Rien ne va plus entre le maire de Perpignan, Jean-Marc Pujol (UMP) et le député-maire de Pollestres, Daniel Mach (UMP)…

Au cœur de la polémique, la venue ce soir à Pollestres, salle Jordi Barre, du 1er ministre, François Fillon, dans le cadre de la campagne de Nicolas Sarkozy à l’élection présidentielle.

Les faits : la semaine dernière, le tandem Daniel Mach Jean-Charles Moriconi (l’assistant parlementaire du premier, son adjoint à la mairie également… et accessoirement vous l’allez voir le secrétaire départemental de l’UMP’66), reçoit un coup de fil du staff de campagne du président-candidat Nicolas Sarkozy.

Plus exactement, c’est Jean-Charles Moriconi qui est appelé sur son téléphone portable alors qu’il se trouve, par hasard, dans le bureau du maire du Pollestres.

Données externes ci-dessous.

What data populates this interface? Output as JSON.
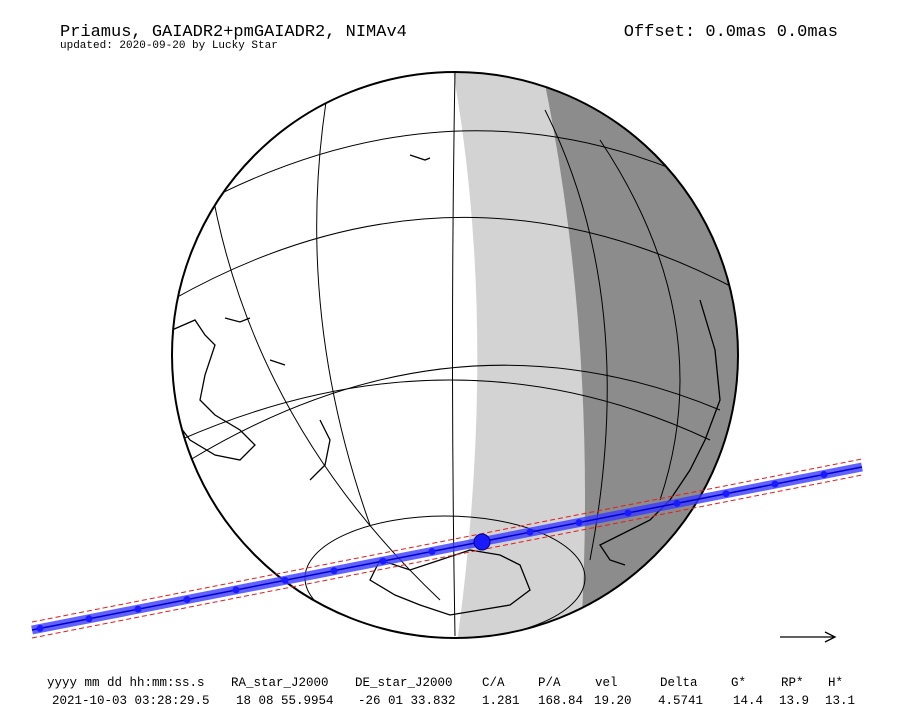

À l’autre bout du fil, on demande à Jean-Charles Moriconi, es qualité de secrétaire départemental de l’UPM’66, s’il y a une possibilité de recevoir le chef du gouvernement François Fillon, et l’un de ses ministres, Xavier Bertrand, pour l’organisation d’un meeting dans le cadre de la campagne de Nicolas Sarkozy.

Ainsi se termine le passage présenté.